Giorgia Meloni ha convocato il vertice di oggi pomeriggio sul caso Cecilia Sala con un primo obiettivo, che potrebbe apparire scontato ma scontato non è: chiarire a tutti che liberare la giornalista è una priorità assoluta e che – o almeno questo è l’impegno – per farlo potranno essere anche incrinati rapporti internazionali, se necessario, o forzato il bon ton dei rapporti istituzionali. Che serva a qualcosa è tutto da dimostrare, ovviamente, però la linea politica è tracciata. E il primo segnale che filtra, a vertice in corso, è il nervosismo contro gli uffici giudiziari milanesi.

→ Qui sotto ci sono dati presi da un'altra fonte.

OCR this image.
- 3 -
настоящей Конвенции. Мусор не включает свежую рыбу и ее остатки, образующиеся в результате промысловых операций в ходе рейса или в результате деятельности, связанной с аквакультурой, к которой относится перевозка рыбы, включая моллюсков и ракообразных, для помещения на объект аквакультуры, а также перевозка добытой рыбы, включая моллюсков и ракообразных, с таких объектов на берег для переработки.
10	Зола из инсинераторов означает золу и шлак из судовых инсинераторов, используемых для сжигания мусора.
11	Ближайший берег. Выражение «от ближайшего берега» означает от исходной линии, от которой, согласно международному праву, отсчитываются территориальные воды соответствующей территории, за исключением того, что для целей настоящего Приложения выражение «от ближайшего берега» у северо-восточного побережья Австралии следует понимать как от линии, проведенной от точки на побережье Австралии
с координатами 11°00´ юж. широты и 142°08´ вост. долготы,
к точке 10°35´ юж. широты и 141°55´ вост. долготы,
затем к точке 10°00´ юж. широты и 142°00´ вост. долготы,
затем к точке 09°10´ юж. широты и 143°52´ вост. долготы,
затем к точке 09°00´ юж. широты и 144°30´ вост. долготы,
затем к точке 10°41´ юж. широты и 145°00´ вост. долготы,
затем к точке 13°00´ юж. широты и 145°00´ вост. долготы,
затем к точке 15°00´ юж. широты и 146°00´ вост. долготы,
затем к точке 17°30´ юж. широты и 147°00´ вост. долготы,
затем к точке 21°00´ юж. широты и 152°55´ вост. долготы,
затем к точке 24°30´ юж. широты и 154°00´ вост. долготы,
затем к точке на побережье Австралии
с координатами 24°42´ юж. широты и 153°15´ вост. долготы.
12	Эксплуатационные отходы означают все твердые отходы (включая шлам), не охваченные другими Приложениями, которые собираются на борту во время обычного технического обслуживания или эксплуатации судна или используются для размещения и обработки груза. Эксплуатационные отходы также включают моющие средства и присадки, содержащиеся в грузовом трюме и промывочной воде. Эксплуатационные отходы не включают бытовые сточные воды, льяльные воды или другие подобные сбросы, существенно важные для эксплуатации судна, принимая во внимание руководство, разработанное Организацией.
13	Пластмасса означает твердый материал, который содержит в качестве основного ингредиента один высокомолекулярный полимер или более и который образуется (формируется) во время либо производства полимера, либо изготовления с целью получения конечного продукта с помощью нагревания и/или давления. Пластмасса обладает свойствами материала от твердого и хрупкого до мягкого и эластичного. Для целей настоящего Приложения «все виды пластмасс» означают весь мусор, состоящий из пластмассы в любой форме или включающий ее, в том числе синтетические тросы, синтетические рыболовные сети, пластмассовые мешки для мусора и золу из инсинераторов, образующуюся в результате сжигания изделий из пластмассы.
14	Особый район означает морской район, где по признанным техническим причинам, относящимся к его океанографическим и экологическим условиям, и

Perché in momenti delicati anche sul piano delle relazioni diplomatiche hanno fatto filtrare due notizie negative: l’esistenza del documento americano che invita l’Italia a non concedere i domiciliari a Mohammad Abedini, l’ingegnere iraniano ora in carcere su richiesta degli Stati uniti perché accusato di essere al soldo dei pasdaran, e il parere negativo del procuratore generale presso la corte d’appello alla richiesta di domiciliari per lo stesso Abedini, avanzata dall’avvocato Alfredo De Francesco. Il primo non è neppure un documento di oggi, era stato inviato alla corte diversi giorni fa, tanto che il legale nella sua richiesta di scarcerazione ne ha tenuto conto. Il secondo è una valutazione di oggi è vero, ma vista la necessità di discrezione, palazzo Chigi si aspettava che non fosse divulgato o che l’intero procedimento fosse sottoposto a qualche vincolo di segretezza.

I tempi

Il fattore tempo è quello che viene considerato determinante più di ogni altra cosa, visto, tra l’altro che al momento l’Iran non ha neppure rispettato gli impegni sulla modalità di detenzione della reporter (niente generi di conforto, niente vestiti, niente letto, persino via gli occhiali) che erano stati dati per certi. L’idea è poi quella di utilizzare per l’eventuale strappo i giorni che vanno da ora all’insediamento alla Casa Bianca di Donald Trump, il 20 gennaio prossimo: per il presidente eletto sarebbe più facile incassare un no da parte dell’Italia, qualora questo arrivasse quando il presidente è ancora Joe Biden.

L’estradizione

E appunto, almeno per ora, l’indicazione che Meloni ha dato al guardasigilli Carlo Nordio è che alla richiesta di estradizione di Mohamad Abedini bisognerà dire di no. Che lo faccia il tribunale di Milano entro il 14 gennaio o che sia necessario usare l’articolo 697 bis del codice di procedura penale che permette al ministro di dire no anche con accordi internazionali vigenti, quando l’estradizione “può compromettere la sovranità, la sicurezza o altri interessi essenziali dello Stato”.

Il ruolo della Turchia

Ovviamente un no all’estradizione difficilmente si trasformerà in una liberazione, o in un sì alla fuga, perché questo sarebbe troppo anche sul piano dell’immagine del paese. Ma è qui che si inserirebbe la mediazione da parte della Turchia, ventilata in questi giorni. Recep Erdogan e il suo governo potrebbero garantire all’Iran altri tipi di rassicurazioni, aumentando il pressing per l’espulsione di Sala, assicurando che Abedini non andrà in ogni caso negli Stati uniti. E prendendo tempo circa la sua liberazione e rimpatrio in Iran che è, obiettivamente, la parte più complicata della vicenda.